However it's unlikely OpenAI will just release the model like they did with whisper due to the size and commercial constraints. For it to be applied in industries it requires experimentation and changing from our side.
When will ChatGPT have it's stable diffusion moment? Is it possible for any machine to run these kinds of models?
For Bloom 176B, an alternative to GPT3, you may need a cluster/machine with 512GB of GPU memory. That’s expensive.
On a more normal machine, you can run something like GPT J 6B, but it’s very limited in comparison to ChatGPT.
Maybe we will find a way to reduce the size of the models while keeping the capabilities.

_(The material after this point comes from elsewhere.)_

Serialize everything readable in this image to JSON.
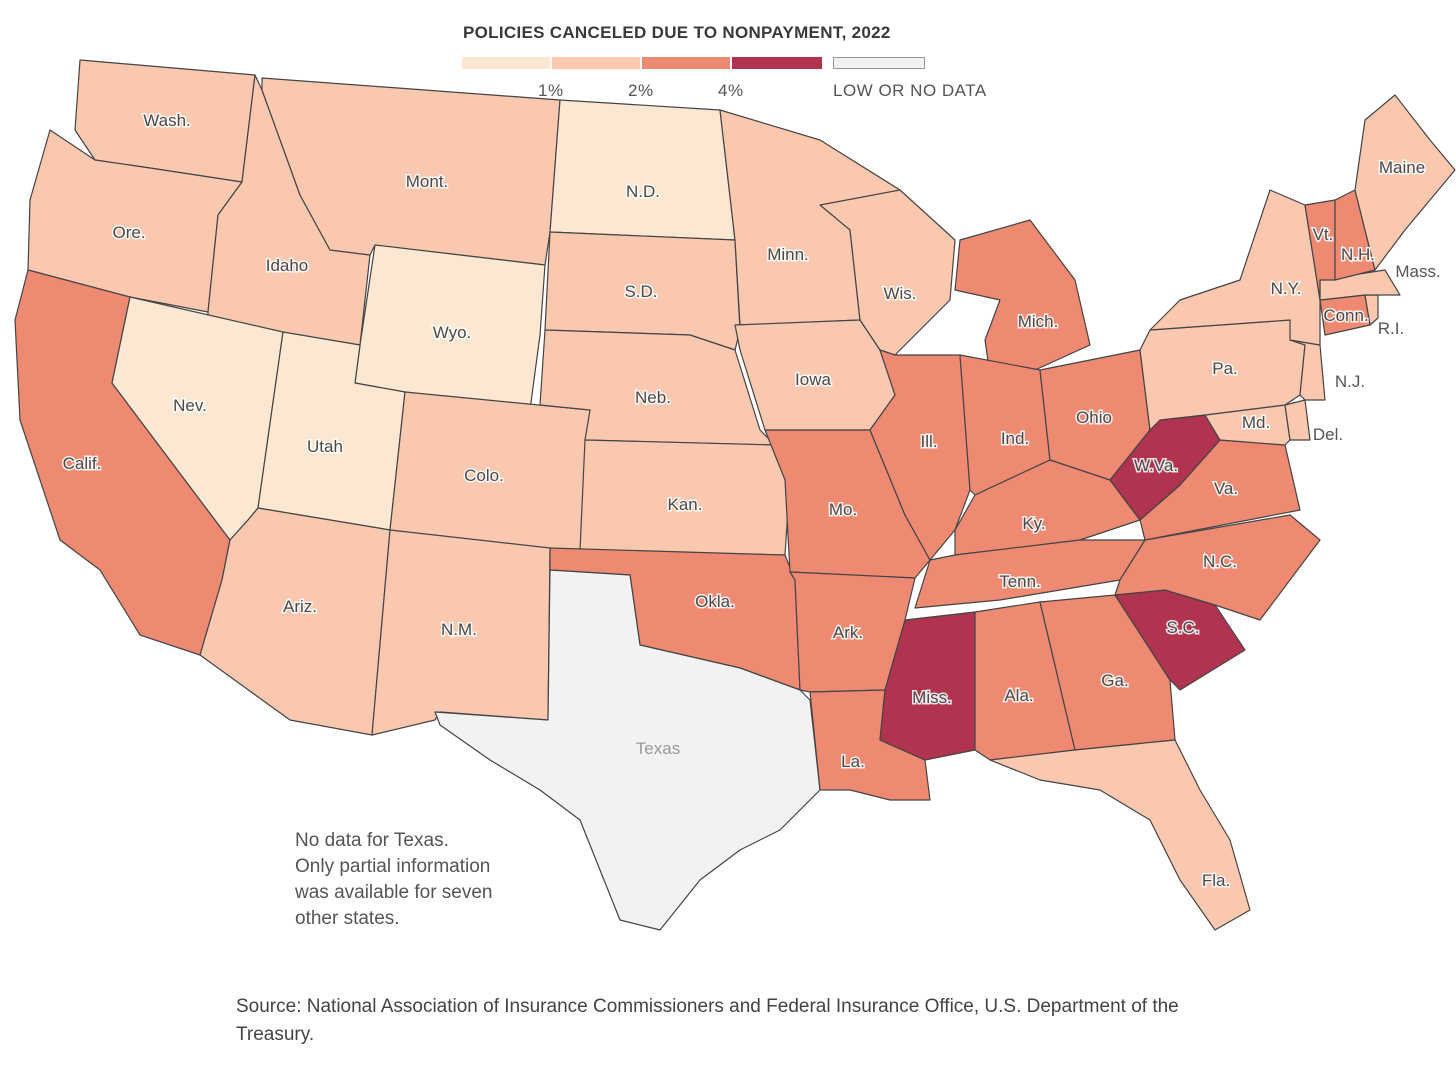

You can already run smaller language models on your own hardware if you have a GPU with sufficient VRAM. For example, with quantization, you can run gpt-neox-20b (512 token context window) or gpt-pythia-13b (full context window) on an RTX 3090 with 24GB VRAM. Quantization allows you to run the model with less memory, where each parameter utilizes 8 bits or 4 bits instead of 16 or 32 bits.
Another possibility is to use reinforcement learning with human feedback to tune smaller models to give results comparable to larger models.
I've also been using RWKV with good results. It is a language model that uses an RNN and only needs matrix-vector multiplication instead of matrix-matrix, so inference runs much faster. The 7B model uses about 14GB VRAM without quantization. A 14B model is currently in training, but progress checkpoints are available. You can also do inference on a CPU, although it is much slower than GPU.
StableDiffusion needed to be in RAM because you were iterating over all the pixels, but if it's just a token at a time coming out of ChatGPT, it might just be possible, right?